Servus,
ich weiß, ich habe an dieser Stelle schon öfter über Integration und Migration geschrieben, aber einmal muss es noch sein. Denn der Budgetdienst des Parlaments, eine Art Mini-Rechnungshof, hat einen hochspannenden Bericht veröffentlicht, den man nicht einfach so liegen lassen kann – hier findest du ihn zum Download. Auf Anfrage des FPÖ-Abgeordneten Hermann Brückl hat er eine umfassende Analyse durchgeführt, wie viel Asylmigration und Integration den Staat 2022 und 2023 kosten – Betonung auf: „den Staat“.
Denn recht oft redet man nur über die Kosten des Bundes, wenn man diese Dinge bespricht, und vergisst, dass einen bedeutenden Anteil der Kosten – besonders bei der Grundversorgung oder der Mindestsicherung – die Bundesländer tragen. Der Budgetdienst hat sich für seine Übersicht einen Gesamtüberblick verschafft, der die Kosten der „Flüchtlingsmigration“ quer über die staatlichen Ebenen darstellt.

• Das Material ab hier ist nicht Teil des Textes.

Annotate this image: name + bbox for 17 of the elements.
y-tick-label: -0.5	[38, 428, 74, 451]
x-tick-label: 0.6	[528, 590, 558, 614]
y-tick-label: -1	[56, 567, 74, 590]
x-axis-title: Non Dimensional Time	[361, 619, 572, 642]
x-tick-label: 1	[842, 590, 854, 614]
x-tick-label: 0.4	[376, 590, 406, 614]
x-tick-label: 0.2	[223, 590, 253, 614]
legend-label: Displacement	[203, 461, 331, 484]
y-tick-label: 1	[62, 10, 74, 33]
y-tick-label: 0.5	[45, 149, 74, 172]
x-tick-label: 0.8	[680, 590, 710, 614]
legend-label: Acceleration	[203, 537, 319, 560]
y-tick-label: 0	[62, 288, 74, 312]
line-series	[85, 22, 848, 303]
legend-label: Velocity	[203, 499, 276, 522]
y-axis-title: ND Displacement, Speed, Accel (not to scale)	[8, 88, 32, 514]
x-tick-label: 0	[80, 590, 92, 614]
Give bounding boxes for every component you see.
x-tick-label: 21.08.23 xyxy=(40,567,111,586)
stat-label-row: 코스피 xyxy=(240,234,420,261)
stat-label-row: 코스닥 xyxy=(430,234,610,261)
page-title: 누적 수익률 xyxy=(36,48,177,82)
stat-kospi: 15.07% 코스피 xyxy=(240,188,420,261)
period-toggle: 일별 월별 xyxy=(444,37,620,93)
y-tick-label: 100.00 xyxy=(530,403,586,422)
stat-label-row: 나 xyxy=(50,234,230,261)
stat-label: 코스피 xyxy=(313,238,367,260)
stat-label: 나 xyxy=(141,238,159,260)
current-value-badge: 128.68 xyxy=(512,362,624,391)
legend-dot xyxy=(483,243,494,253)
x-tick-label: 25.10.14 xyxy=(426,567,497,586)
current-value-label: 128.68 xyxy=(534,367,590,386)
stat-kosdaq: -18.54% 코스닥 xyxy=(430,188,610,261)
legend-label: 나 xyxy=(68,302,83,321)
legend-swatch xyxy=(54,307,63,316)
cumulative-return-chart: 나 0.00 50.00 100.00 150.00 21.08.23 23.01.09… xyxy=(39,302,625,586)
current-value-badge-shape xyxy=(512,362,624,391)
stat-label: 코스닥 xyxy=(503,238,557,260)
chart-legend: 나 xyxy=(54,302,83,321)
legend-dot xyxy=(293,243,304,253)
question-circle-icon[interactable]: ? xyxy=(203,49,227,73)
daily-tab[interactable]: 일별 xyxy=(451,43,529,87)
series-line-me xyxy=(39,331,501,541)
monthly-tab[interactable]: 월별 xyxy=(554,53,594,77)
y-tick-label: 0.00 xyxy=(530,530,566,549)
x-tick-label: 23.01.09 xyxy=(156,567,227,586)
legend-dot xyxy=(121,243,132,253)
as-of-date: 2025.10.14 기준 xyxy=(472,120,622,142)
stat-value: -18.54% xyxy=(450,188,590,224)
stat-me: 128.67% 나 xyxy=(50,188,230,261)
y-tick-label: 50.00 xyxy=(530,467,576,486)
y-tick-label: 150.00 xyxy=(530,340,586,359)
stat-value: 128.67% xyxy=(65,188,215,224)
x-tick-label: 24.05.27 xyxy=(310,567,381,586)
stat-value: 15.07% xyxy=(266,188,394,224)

Zumindest teilweise – denn die Analyse hat zwei Schwächen. Erstens ist, wie so oft, die Datenlage ausbaufähig:
„Die Erhebung der im Zusammenhang mit Asylwerber: innen und Asylberechtigten anfallenden budgetären Auswirkungen wurde durch Datenlücken in wesentlichen Bereichen erschwert. Im Bereich der Schulen, Gesundheit und Mindestsicherung liegen nur begrenzt systematische Daten vor und es fehlen auch wesentliche Statistikdaten. Eine einheitliche Datenbasis und eine bessere Verknüpfung der bereits vorhandenen Daten wäre anzustreben, um eine bessere Basis für Analysen und Integrationsmaßnahmen zur Verfügung zu stellen und die Administration zu erleichtern.“
Sprich: Auch die Summen, die der Budgetdienst errechnet hat, sind eher eine Annäherung an die tatsächlichen Kosten für den Steuerzahler: „Aufgrund von Datenlücken sind die Auszahlungen tendenziell unterschätzt, weil für Bildung und Gesundheit nur ein Teil der Auszahlungen eruierbar ist“, warnen die Autor:innen.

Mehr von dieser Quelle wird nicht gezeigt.